Last week, NSW’s Independent Pricing and Regulatory Tribunal (IPART) recommended a fair and reasonable value for surplus solar electricity exported to the mains grid up until the middle of this year is in the range of 5.2 to 10.3 cents per kilowatt hour (c/kWh). Whether the New South Wales government implements the recommendations – and if other state governments take note – remains to be seen.
While solar households in NSW are currently benefiting from their rooftop solar panel arrays without a mandated feed in tariff through a dramatic reduction in their power bills, BZE says as more solar owners are underpaid for the electricity they produce, “the pockets of the big old coal generator retailers will get fatter and fatter.”
An important point the NSW Government and IPART is accused of failing to recognise is the full impact of the “Merit Order Effect”; the focus of a study currently being conducted by the University of Melbourne’s Melbourne Energy Institute.
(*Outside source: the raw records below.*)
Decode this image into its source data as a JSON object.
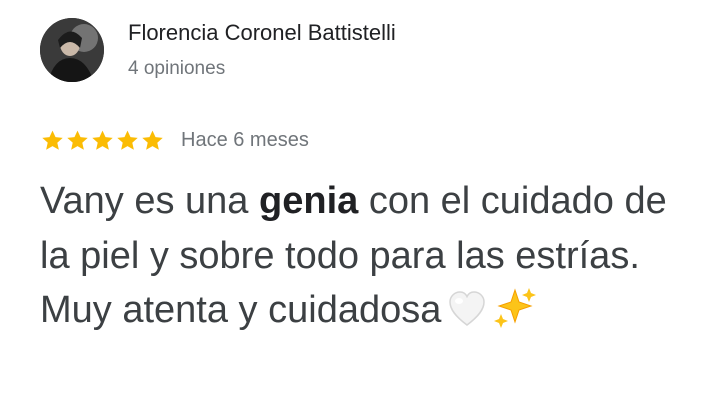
{
  "review": {
    "reviewer_name": "Florencia Coronel Battistelli",
    "review_count": "4 opiniones",
    "rating": 5,
    "rating_max": 5,
    "star_color": "#fbbc04",
    "time_ago": "Hace 6 meses",
    "text_before": "Vany es una ",
    "text_bold": "genia",
    "text_after": " con el cuidado de la piel y sobre todo para las estrías. Muy atenta y cuidadosa",
    "emojis": [
      "white-heart-icon",
      "sparkles-icon"
    ]
  }
}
The Merit Order Effect is described by RenewEconomy’s Giles Parkinson as the ability of residential solar PV electricity production to lower wholesale power costs. 
“The treatment of the solar energy industry in NSW continues to lurch from the absurd to the ridiculous,” says Parkinson in a recent detailed analysis of IPART’s recommendations.
Beyond Zero Emissions states a fair and reasonable solar feed in tariff rate that would result in significant uptake of solar would be 35c net per kWh exported to the grid, which it says would result would in a net reduction in costs of wholesale electricity that outweigh the cost of funding the feed-in-tariff. 
“A pensioner in western Sydney is now missing out on lower electricity bills which would eventuate if more solar system owners were encouraged by being paid the fair price for the high value daytime power they export to the grid,” says part of a statement from BZE.